Good rule of thumb: if they are talking about it on TV, it is a bad idea to invest in it.
Case and point AI. The financial news channel on display at my gym is constantly talking about how much the AI market has grown. I am sure there is no motive from anyone to do a rug pull when more normies throw their money at the next hyped up thing.
I would not be surprised if the clot shots are not a helpful factor either, but this issue has been a problem before that was a factor. So we cannot blame that this sort of thing.

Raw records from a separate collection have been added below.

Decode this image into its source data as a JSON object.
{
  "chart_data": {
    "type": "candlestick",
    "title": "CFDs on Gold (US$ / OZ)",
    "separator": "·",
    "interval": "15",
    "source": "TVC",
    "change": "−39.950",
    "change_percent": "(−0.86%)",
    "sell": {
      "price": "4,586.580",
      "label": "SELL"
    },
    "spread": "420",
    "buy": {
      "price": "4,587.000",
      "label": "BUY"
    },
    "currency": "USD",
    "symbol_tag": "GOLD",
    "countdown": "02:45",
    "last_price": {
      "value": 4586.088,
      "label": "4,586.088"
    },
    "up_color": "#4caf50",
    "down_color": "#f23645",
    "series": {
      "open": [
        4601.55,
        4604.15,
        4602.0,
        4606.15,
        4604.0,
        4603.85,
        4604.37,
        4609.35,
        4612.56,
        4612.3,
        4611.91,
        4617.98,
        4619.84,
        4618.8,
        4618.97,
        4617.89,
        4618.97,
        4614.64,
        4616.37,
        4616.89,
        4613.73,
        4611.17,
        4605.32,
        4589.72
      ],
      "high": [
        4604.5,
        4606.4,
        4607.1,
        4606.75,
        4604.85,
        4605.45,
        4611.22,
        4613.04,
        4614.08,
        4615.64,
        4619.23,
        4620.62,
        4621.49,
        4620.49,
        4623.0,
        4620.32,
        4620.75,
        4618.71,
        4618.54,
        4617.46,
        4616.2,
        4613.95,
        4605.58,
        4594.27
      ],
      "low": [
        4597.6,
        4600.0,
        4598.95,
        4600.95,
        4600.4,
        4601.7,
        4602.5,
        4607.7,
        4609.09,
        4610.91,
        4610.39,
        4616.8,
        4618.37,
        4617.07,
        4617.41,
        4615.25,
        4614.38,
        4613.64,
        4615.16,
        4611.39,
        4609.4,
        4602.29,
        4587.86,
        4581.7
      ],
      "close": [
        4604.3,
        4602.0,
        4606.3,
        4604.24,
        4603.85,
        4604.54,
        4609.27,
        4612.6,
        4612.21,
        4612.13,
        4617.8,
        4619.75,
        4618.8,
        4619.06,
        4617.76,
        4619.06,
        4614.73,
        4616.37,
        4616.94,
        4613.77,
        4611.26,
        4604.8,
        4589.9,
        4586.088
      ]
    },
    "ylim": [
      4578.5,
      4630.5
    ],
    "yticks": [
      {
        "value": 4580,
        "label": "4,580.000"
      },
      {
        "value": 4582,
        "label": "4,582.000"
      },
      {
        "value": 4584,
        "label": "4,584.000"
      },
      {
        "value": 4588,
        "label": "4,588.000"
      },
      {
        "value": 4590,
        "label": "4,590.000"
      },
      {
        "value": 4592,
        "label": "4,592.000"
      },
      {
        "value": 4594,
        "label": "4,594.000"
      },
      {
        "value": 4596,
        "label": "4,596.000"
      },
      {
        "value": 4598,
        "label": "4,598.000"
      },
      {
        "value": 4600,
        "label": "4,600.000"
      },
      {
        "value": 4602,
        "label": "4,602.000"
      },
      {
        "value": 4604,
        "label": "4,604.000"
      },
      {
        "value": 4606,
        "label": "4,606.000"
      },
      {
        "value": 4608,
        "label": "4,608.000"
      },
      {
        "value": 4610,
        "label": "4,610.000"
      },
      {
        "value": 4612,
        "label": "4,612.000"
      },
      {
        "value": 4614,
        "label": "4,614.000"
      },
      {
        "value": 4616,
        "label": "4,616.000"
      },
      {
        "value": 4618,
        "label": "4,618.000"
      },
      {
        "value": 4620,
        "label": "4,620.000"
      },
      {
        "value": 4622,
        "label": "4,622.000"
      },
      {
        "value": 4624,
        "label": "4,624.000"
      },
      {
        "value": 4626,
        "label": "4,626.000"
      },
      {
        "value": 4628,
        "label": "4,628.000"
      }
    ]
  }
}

An overall smaller population would not be a problem if it was only temporarily retracting. Populations were lower overall. But there has not been a case where a feminist induced trend of low birth rates has been reversed. The only chance is if our faggot US government fucks off from controlling their vassal states.
Maybe throwing more money at the problem is not the solution. If women really, really wanted to have babies, they would do so without futile attempts to bribe them.
And I include becoming a wife-material woman as an aspect of the "want to have babies."
I thought the South Korean President who got elected promised to roll back feminist laws. How about you do that?
Looks like this will be my new home. Warning: I (probably) have Asperger's, so my be prepared for my autism to show through.
I don't think I am a right wing extremist, but I am sure anyone with low testosterone might think otherwise.